According to Bloomberg, the BRICs are buying dollars at the fastest pace since before credit markets froze in September, protecting exports even as leaders of the biggest emerging markets consider alternatives to the U.S. currency.. Indeed, Brazil, Russia, India and China increased foreign reserves by more than $60 billion in May to limit currency gains as the first global recession since World War II restricted exports, data compiled by central banks and strategists show. Brazil bought the most dollars in a year, India’s reserves gained the most since January 2008 and Russia added the most foreign exchange since July. The reversal of capital flows back to emerging markets has led to an increase in central bank intervention to slow appreciation of their currencies.
While Russian, Chinese and Brazilian leaders suggest substituting the dollar, the central bank purchases show just how much these countries still rely on the dollar. Russia is proposing the BRICs consider creating a new unit of exchange when they meet in Yekaterinburg on June 16. China and Brazil said last month they may look at ways of dropping the dollar for trade between the two countries.
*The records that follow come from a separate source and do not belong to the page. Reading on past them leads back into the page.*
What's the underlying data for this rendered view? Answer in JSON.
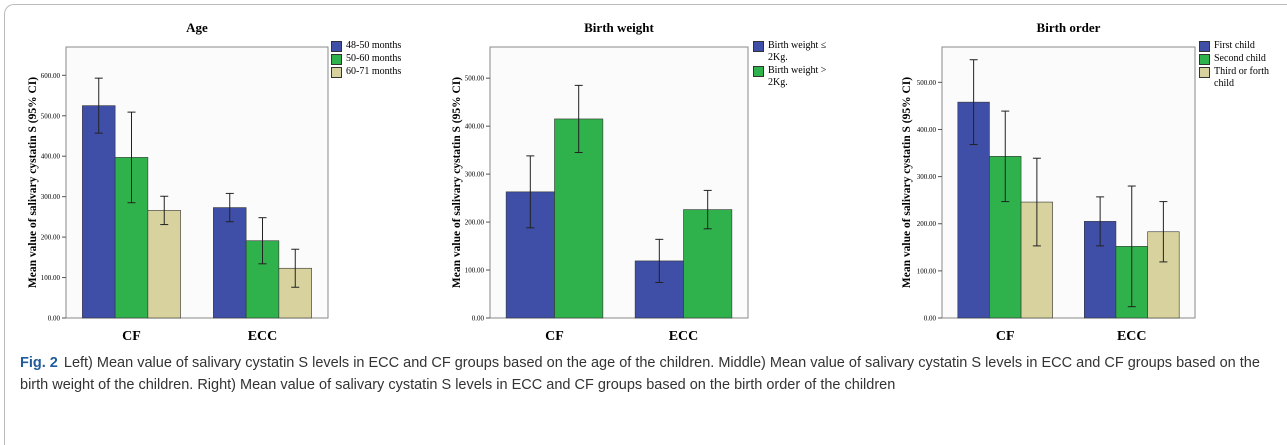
{
  "chart_data": [
    {
      "type": "bar",
      "title": "Age",
      "ylabel": "Mean value of salivary cystatin S (95% CI)",
      "categories": [
        "CF",
        "ECC"
      ],
      "series": [
        {
          "name": "48-50 months",
          "color": "#3f4fa8",
          "values": [
            525,
            273
          ],
          "errors": [
            68,
            35
          ]
        },
        {
          "name": "50-60 months",
          "color": "#2fb24b",
          "values": [
            397,
            191
          ],
          "errors": [
            112,
            57
          ]
        },
        {
          "name": "60-71 months",
          "color": "#d8d29e",
          "values": [
            266,
            123
          ],
          "errors": [
            35,
            47
          ]
        }
      ],
      "ylim": [
        0,
        670
      ],
      "yticks": [
        {
          "value": 0,
          "label": "0.00"
        },
        {
          "value": 100,
          "label": "100.00"
        },
        {
          "value": 200,
          "label": "200.00"
        },
        {
          "value": 300,
          "label": "300.00"
        },
        {
          "value": 400,
          "label": "400.00"
        },
        {
          "value": 500,
          "label": "500.00"
        },
        {
          "value": 600,
          "label": "600.00"
        }
      ]
    },
    {
      "type": "bar",
      "title": "Birth weight",
      "ylabel": "Mean value of salivary cystatin S (95% CI)",
      "categories": [
        "CF",
        "ECC"
      ],
      "series": [
        {
          "name": "Birth weight ≤ 2Kg.",
          "color": "#3f4fa8",
          "values": [
            263,
            119
          ],
          "errors": [
            75,
            45
          ]
        },
        {
          "name": "Birth weight > 2Kg.",
          "color": "#2fb24b",
          "values": [
            415,
            226
          ],
          "errors": [
            70,
            40
          ]
        }
      ],
      "ylim": [
        0,
        565
      ],
      "yticks": [
        {
          "value": 0,
          "label": "0.00"
        },
        {
          "value": 100,
          "label": "100.00"
        },
        {
          "value": 200,
          "label": "200.00"
        },
        {
          "value": 300,
          "label": "300.00"
        },
        {
          "value": 400,
          "label": "400.00"
        },
        {
          "value": 500,
          "label": "500.00"
        }
      ]
    },
    {
      "type": "bar",
      "title": "Birth order",
      "ylabel": "Mean value of salivary cystatin S (95% CI)",
      "categories": [
        "CF",
        "ECC"
      ],
      "series": [
        {
          "name": "First child",
          "color": "#3f4fa8",
          "values": [
            458,
            205
          ],
          "errors": [
            90,
            52
          ]
        },
        {
          "name": "Second child",
          "color": "#2fb24b",
          "values": [
            343,
            152
          ],
          "errors": [
            96,
            128
          ]
        },
        {
          "name": "Third or forth child",
          "color": "#d8d29e",
          "values": [
            246,
            183
          ],
          "errors": [
            93,
            64
          ]
        }
      ],
      "ylim": [
        0,
        575
      ],
      "yticks": [
        {
          "value": 0,
          "label": "0.00"
        },
        {
          "value": 100,
          "label": "100.00"
        },
        {
          "value": 200,
          "label": "200.00"
        },
        {
          "value": 300,
          "label": "300.00"
        },
        {
          "value": 400,
          "label": "400.00"
        },
        {
          "value": 500,
          "label": "500.00"
        }
      ]
    }
  ],
  "caption": {
    "label": "Fig. 2",
    "text": "Left) Mean value of salivary cystatin S levels in ECC and CF groups based on the age of the children. Middle) Mean value of salivary cystatin S levels in ECC and CF groups based on the birth weight of the children. Right) Mean value of salivary cystatin S levels in ECC and CF groups based on the birth order of the children"
  }
}
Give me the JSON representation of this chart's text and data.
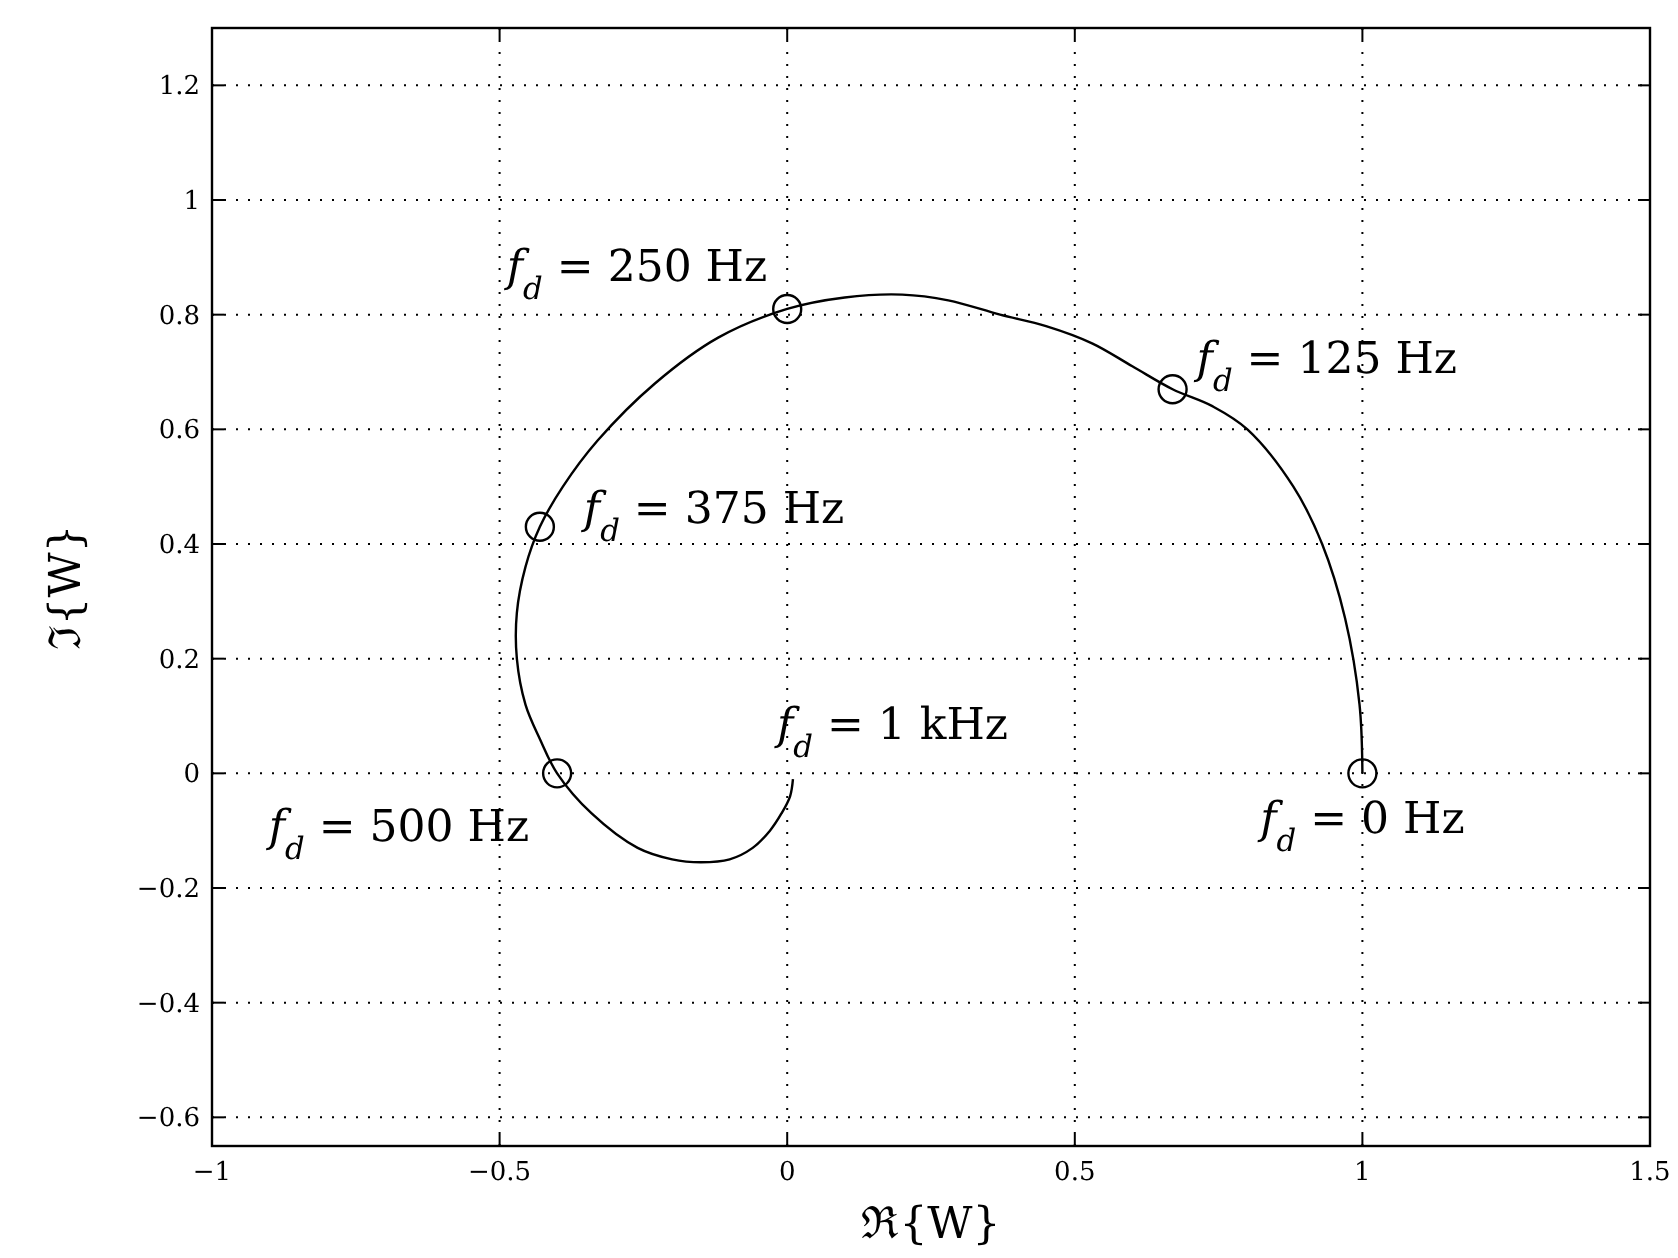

On the other end, China is proposing an overhaul of the global monetary system, suggesting that the U.S. dollar could eventually be replaced by the IMF's Special Drawing Right (SDR) as the world's main reserve currency. It seems that China is considering buying bonds issued by the IMF to boost the institutions capital. These statements come as China has expressed increasing concern about the long-term value of its US assets and has taken several steps to gradually increase the international role of the RMB.
Similar to what happened last month, when Brazilian president Lula proposed the use Brazilian and Chinese currencies when China and Brazil were trading, it seems that now, the proposal has gained Russia´s acceptance. The idea would be to create regional currencies as way tto shift away from the dollar.
In our view, it is clear that the attempts to create regional currencies display the countries´disappointment towards the US poor performance. It also poses a (non credible) threat towards the long term stand of the US dollar as a universal medium of exchange, store of value and unit of account. On the other end, we notice that these same countries that are trying to stay away from the dollar are also increasing its international reserves, that are mainly dollar based. So, it will still take time for the world to find another universal medium of exchange that is as liquid as the US dollar.